0:00 — 28 марта 2008 eye 1812

Исполнилось 40 дней со дня смерти популярного актера театра и кино, барда, народного артиста России

Его называли Робин Гудом кинематографа — не только благодаря звездной роли в кинохите «Стрелы Робин Гуда», но и потому, что он и в жизни был похож на экранный образ. Душа компании, «благородный разбойник» с неистребимым задорным блеском в глазах.

Шесть десятков кинолент с его участием посмотрело не одно поколение: «Князь Игорь», «Баллада о доблестном рыцаре Айвенго», «Дикая охота короля Стаха», «Красная палатка», «Вечер накануне Ивана Купала»… Он не отзывался плохо ни о бывших женах, ни о друзьях и коллегах. За это врожденное миролюбие и доброжелательность в знаменитом Театре на Таганке его прозвали Бэмби. Сейчас образ маленького олененка мало вяжется с роскошным красавцем мужчиной, каким запомнился Борис Хмельницкий. Несмотря на тяжелую болезнь, о которой он знал давно, артист до последнего сохранял присутствие духа.

Предлагаем вниманию читателей эксклюзивное интервью, которое актер дал «ФАКТАМ» во время приезда в Одессу. За чашкой кофе в баре гостиницы «Валентина» Хмельницкий рассказал о многих ранее малоизвестных (либо неизвестных вовсе) моментах своей жизни.

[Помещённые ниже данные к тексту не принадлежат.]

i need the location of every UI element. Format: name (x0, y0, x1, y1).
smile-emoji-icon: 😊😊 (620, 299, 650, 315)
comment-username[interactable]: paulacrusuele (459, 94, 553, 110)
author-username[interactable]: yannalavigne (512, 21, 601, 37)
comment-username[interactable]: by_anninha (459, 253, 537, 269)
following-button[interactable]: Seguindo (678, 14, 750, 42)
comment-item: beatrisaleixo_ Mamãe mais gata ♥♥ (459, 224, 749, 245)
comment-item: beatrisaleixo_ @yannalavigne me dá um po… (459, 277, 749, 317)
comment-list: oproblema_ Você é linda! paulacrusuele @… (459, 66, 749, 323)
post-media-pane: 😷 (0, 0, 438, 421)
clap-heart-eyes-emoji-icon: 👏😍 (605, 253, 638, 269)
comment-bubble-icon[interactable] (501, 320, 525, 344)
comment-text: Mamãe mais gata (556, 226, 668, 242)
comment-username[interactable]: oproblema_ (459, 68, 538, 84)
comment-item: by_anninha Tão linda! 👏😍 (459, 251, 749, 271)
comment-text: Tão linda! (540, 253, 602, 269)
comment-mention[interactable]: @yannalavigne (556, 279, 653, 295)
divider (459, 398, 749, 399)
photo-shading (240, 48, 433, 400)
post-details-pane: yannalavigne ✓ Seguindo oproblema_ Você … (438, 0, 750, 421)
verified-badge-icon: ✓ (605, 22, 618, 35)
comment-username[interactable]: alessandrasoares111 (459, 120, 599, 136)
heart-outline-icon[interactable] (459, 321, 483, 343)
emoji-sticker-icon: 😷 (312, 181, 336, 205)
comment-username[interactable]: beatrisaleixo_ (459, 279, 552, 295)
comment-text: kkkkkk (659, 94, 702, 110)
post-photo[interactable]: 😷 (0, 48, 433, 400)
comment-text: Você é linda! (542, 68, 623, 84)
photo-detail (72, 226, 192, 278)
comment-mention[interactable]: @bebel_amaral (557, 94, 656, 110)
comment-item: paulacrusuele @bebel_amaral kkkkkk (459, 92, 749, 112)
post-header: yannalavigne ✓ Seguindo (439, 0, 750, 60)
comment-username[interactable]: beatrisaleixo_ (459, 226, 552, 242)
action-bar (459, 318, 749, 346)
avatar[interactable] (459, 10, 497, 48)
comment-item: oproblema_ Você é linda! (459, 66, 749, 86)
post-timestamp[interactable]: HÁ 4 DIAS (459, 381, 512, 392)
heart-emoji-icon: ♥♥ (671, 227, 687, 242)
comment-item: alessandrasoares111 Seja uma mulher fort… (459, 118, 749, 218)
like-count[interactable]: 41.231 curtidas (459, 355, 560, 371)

«Ласты я себе мастерил из резиновых грелок»

- Вы что будете: кофе с коньяком или водочку? — начал беседу Борис Хмельницкий. А услыхав, что я — не пьющий, заметил: — Вам проще — завидую.

 — Отчего вы полагаете, что журналисту проще?

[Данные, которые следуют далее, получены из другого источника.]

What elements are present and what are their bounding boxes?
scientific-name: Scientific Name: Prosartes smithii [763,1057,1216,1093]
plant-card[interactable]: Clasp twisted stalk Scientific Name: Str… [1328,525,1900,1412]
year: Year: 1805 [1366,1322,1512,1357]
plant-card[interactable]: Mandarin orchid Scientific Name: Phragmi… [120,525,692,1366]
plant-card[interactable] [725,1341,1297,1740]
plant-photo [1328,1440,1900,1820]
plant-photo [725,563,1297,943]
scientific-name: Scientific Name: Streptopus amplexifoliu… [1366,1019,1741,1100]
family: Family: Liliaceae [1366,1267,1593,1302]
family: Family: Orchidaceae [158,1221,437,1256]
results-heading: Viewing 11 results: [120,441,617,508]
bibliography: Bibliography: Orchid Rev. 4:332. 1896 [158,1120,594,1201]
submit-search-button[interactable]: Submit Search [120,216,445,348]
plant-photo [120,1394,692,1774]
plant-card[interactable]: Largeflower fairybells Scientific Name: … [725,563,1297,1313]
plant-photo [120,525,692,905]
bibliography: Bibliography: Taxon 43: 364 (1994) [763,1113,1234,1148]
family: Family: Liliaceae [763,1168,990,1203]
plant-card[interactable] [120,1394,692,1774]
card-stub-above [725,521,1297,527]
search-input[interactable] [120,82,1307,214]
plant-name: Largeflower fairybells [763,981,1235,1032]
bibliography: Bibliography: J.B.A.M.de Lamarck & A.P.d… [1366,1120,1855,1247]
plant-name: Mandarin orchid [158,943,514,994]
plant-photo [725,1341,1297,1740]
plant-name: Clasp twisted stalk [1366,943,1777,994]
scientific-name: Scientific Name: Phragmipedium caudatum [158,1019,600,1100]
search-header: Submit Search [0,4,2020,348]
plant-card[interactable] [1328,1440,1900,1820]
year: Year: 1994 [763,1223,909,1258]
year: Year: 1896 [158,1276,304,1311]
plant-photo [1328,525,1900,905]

 — Актеры все пропускают через свою нервную систему. Живут и умирают на сцене, на съемках. Так ушли Миронов, Вертинский, Шукшин… Высоцкий тоже умирал на сцене — ему уколы делали за кулисами, когда он играл Гамлета. Многие играют на пределе: больной, не больной — нельзя не выйти на сцену.

К слову, я вообще не пил, когда пришел в театр. Там пристрастился к этому делу, а завязать — ох, как сложно!

 — Почему?

 — Как говаривал Штирлиц, привычка, выработанная годами. Пить меня научил Юрий Любимов. После первой премьеры зашел в гримерку: надо отметить! Я говорю: вы знаете, что я не пью и не курю, так нас с сестрой Луизой (композитор, аранжировщик, в частности, песен Владимира Высоцкого.  — Авт. ) родители воспитали. А он в ответ: «Что же это за артист такой?!» Потом, когда он ругал Высоцкого за очередную пьянку, я напоминал ему, кто спаивает актеров в Театре на Таганке (смеется). Однако это еще не все. Деньги на выпивку мне давал сам Константин Симонов.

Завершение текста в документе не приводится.